Isolation and Culture of Mouse Kupffer Cells

Kupffer cells are resident macrophages localized in the liver sinusoids that help protect the liver from infections.

To isolate mouse Kupffer cells, take a freshly harvested perfused mouse liver in a medium-containing dish. The liver perfusion step with collagenase digests the extracellular matrix, causing liver cell dissociation.

Rupture the liver capsule to release the dissociated liver cells, including parenchymal cells, PCs, and non-parenchymal cells, NPCs, including the Kupffer cells, endothelial cells, stellate cells, and the remaining erythrocytes.

Filter to remove debris. Perform low-speed differential centrifugation on the filtrate to selectively sediment the PCs. Collect the NPC-containing supernatant. Centrifuge to concentrate the cells.

Resuspend the cells in medium and layer on a discontinuous isotonic density gradient with two gradient media layers of differing densities. With centrifugation, the cells separate based on their density relative to the gradient medium.

Collect the enriched NPC layer at the gradient layer interphase. Transfer to a medium-containing tube and centrifuge. Seed the resuspended NPCs into a multi-well plate.

Within minutes, the Kupffer cells in suspension adhere readily to the plastic well surface, while other NPCs remain in the medium. Replace the medium with fresh medium to support the Kupffer cell growth.

To purify Kupffer cells, place one perfused liver in a Petri dish with 15 milliliters of Kupffer cell isolation medium. With scissors or tweezers, rupture the Glisson's capsule, and release all liver cells into the medium. Filter the solution through a 100-micrometer cell strainer into a centrifuge tube. Then, centrifuge the cell suspension at 50 g at 4 degrees Celsius for two minutes.
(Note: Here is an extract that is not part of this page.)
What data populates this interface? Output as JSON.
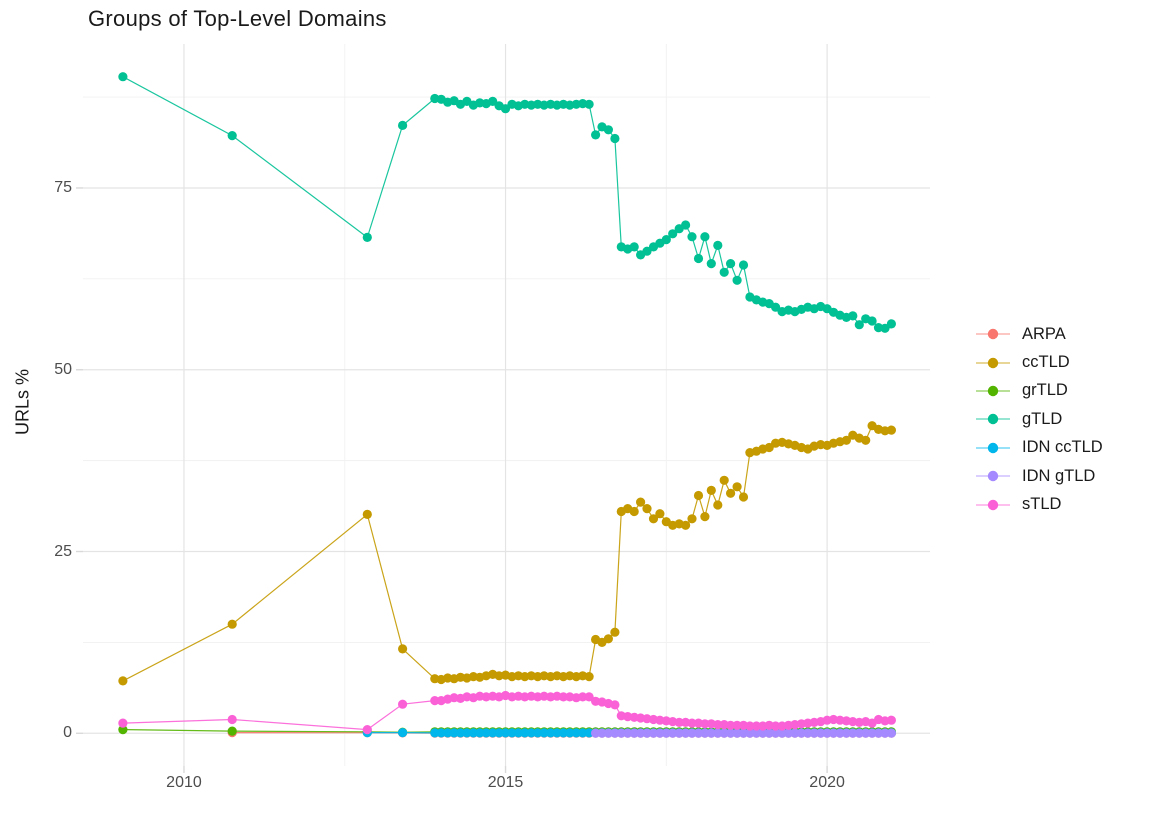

Parenchymal cells will be in the pellet, and non-parenchymal cells will be in the supernatant. Collect the supernatant in a clean centrifuge tube and centrifuge at 50 g for 2 minutes. Repeat for a total of 4 transfers and spins.

Next, centrifuge the supernatant at 1,350 g for 15 minutes to pellet the non-parenchymal cells. Discard the supernatant and resuspend the pellet in 10 milliliters of Kupffer cell isolation medium. Add the non-parenchymal cell solution to the discontinuous 25/50% isotonic gradient, previously prepared according to the text protocol, and centrifuge at 850 g for 15 minutes without acceleration or break.

Using a 10-milliliter serological pipette, aspirate about 12 milliliters of the enriched Kupffer fraction that appears turbid within the 25% SIP fraction close to the 25/50% SIP interface. Transfer the cells into a centrifuge tube containing 35 to 40 milliliters of Kupffer cell isolation medium, and gently mix. Then, centrifuge at 1,350 g and 4 degrees Celsius to pellet the cells.

Discard the supernatant and use 5 to 10 milliliters of pre-warmed medium to resuspend the cells. With a hemocytometer, count the cells and use Trypan blue staining to measure the viability. Plate the purified non-parenchymal cells in 24-well plates, at a density of 5 x 10⁵ cells per well. Incubate the cells at 37 degrees Celsius and 5% carbon dioxide for 30 minutes. Then, gently remove the medium.

Use pre-warmed HBSS to wash the cells and replace it with 500 microliters per well of fresh pre-warmed Kupffer cell culture medium.